Tuning nickel single-atom coordination in ternary N-, P-, and S-doped graphene for improved Li–O2 batteries

Abstract

The precise engineering of heteroatom coordination environments in single-atom catalysts (SACs) is pivotal for enhancing their catalytic activity. However, the mechanistic interplay between the coordination structure and performance in lithium oxygen batteries (LOBs) remains poorly understood. To address this, we developed a porous Ni SAC with an asymmetric N, P, and S tri-doped coordination, synthesized via a one-pot strategy that enabled the precise tailoring of the first coordination shell. By constructing high-coordination asymmetric geometry, this approach optimizes electronic redistribution and active-site accessibility, offering a versatile pathway to amplify the catalytic efficiency of SACs while providing atomistic insights into coordination–environment–performance relationships.

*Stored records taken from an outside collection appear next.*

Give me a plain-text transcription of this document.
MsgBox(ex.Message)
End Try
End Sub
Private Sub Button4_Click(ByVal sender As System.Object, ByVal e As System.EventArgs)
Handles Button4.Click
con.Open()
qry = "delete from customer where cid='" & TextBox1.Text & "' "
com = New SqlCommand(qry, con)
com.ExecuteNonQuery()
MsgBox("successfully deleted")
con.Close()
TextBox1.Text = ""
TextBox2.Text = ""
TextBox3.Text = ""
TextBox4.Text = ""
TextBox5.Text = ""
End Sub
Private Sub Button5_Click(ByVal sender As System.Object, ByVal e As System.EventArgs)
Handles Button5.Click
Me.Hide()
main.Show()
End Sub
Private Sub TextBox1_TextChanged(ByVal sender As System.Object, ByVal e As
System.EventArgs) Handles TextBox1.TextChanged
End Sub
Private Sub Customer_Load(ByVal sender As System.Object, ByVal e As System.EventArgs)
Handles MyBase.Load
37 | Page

The resulting NiNPSG SAC demonstrated remarkable bifunctional activity, as indicated by its elevated discharge/charge capacities and prolonged cycle stability. This study enhances the rational design of asymmetric SACs via multi-heteroatom coordination and establishes a scalable synthesis method for next-generation catalysts, providing a transformative solution to the ongoing issues of energy efficiency and durability in metal–air battery systems.